そういうわけで、創世記第一章の記述が、自然科学の上からも間違いがないと強弁して、一日は一日であると証明しようと躍起になったり、一日は千年でも万年でもあり得ると言い逃れを考案したり、一節と二節との間に大きなギャップがあり、アンモナイトも恐竜もみなその中に入っていると、困難な解釈を試みたりすることが、すでに合理主義の土俵に立っているで、私たちのするべきことではない。神は、人間が、文字通り七日間で天地創造が行われたと信じたとしても、それでかまわないとお考えになったのである。そのようなことは、神の救いのご計画にまったく関係のない事だからである。神は、贖いと救いの神学においてさえ、誤って理解している人間、あるいはまったく理解していない人間をも許し、また赦して、救いに入れてくださるために、キリストの贖いを通しての救いを、賜物として準備してくださったのであるから、創造が七日間で行われたと信じていようが、人類の歴史は6千年ほどだと信じていようが、間違いなく救ってくださるのである。



 創世記第一章は、神が天地を創造なさった神であることを明確にし、創造された万物は、神によって秩序正しく存在するようになったことを教え、人間が神に似せて造られた事実を、最も端的明快にしかも感動的に語り、人類贖いの歴史の発端を伝えるものである。自然科学の教科書ではない。同様に、マタイの福音書が、歴史としては時間が不正確であるいう論議も、それが、マタイ流の歴史編纂の仕方であって、現代の私たちが馴染んでいる歴史編纂の仕方とは、異なっているだけのことである。

 

 C.聖書の完全性
 


 聖書は完全な書物である。そこに付け加えられたり、取り除かれたりしてはならない。どのように素晴らしい啓示があり、感動的な預言があったとしても、聖書に加えてはならない。また、聖書と同じ重要性を与えてはならない。これは、現代の預言運動の指導者たちも、異口同音に言う事である。とはいえ、個々の人間が継続的にあるいは頻繁に、預言などによって導きが与えられ、指示が与えられると、聖書よりも、そのような導きや指示に心を奪われ、それらに従って行く事のほうが多くなる。そうすると、実際上、それらが聖書と同等に取り扱われ、また、聖書より重要視されて行ってしまうのである。

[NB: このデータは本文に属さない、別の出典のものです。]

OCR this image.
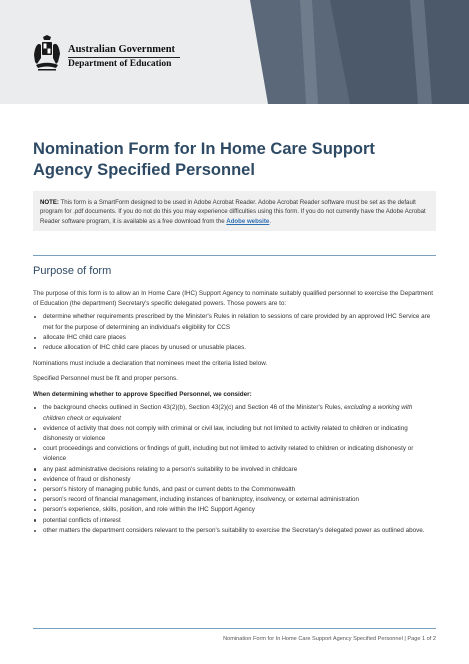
Australian Government
Department of Education
Nomination Form for In Home Care Support Agency Specified Personnel
NOTE: This form is a SmartForm designed to be used in Adobe Acrobat Reader. Adobe Acrobat Reader software must be set as the default program for .pdf documents. If you do not do this you may experience difficulties using this form. If you do not currently have the Adobe Acrobat Reader software program, it is available as a free download from the Adobe website.
Purpose of form

The purpose of this form is to allow an In Home Care (IHC) Support Agency to nominate suitably qualified personnel to exercise the Department of Education (the department) Secretary's specific delegated powers. Those powers are to:

determine whether requirements prescribed by the Minister's Rules in relation to sessions of care provided by an approved IHC Service are met for the purpose of determining an individual's eligibility for CCS
allocate IHC child care places
reduce allocation of IHC child care places by unused or unusable places.

Nominations must include a declaration that nominees meet the criteria listed below.

Specified Personnel must be fit and proper persons.

When determining whether to approve Specified Personnel, we consider:

the background checks outlined in Section 43(2)(b), Section 43(2)(c) and Section 46 of the Minister's Rules, excluding a working with children check or equivalent
evidence of activity that does not comply with criminal or civil law, including but not limited to activity related to children or indicating dishonesty or violence
court proceedings and convictions or findings of guilt, including but not limited to activity related to children or indicating dishonesty or violence
any past administrative decisions relating to a person's suitability to be involved in childcare
evidence of fraud or dishonesty
person's history of managing public funds, and past or current debts to the Commonwealth
person's record of financial management, including instances of bankruptcy, insolvency, or external administration
person's experience, skills, position, and role within the IHC Support Agency
potential conflicts of interest
other matters the department considers relevant to the person's suitability to exercise the Secretary's delegated power as outlined above.
Nomination Form for In Home Care Support Agency Specified Personnel | Page 1 of 2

 聖書は信仰の知識と行動に充分な書物であり、人間が信仰生活をして行く上で、これ以上の知識と行動の導きを必要としないものである。とはいえ、人類一般の贖いの歴史に関わらない、個々人の生活上の選択や決定においては、「神の具体的な指示や導きがあればよいのに」と思うことが数多くある。私たちの中に、「神様、お導きください」と祈った事がないものがいるだろうか。伝道者となるために、「個人的召し」なるものを求めた事がある人も、大勢いるに違いない。もし、私たちが充分な聖書の知識を持ち、充分な信仰を持っているなら、ほとんどの場合、そのような祈りは不要であるが、現実には、僅かな聖書知識と小さな信仰によって生きているために、そのような祈りが切実に必要なのである。また、そうするとき、私たちは理神論者がするように気休めで祈っているのではなく、実際に導きと召しの確証を求めて、つまり、何らかの啓示を求めて祈っているのである。そして、しばしば、神はそのような人間の不完全さを考慮してくださり、聖書をしっかりと理解し、信仰を持っていれば必要のないような啓示を、改めて、与えてくださるのである。現代も、あたかもギデオンが羊の毛皮を持って求めたように、信仰の強さのゆえにではなく、信仰の弱さのゆえに啓示を求めるものがたくさんいる。そして、神は憐れみによって、その求めに応じてくださる事もあるのである。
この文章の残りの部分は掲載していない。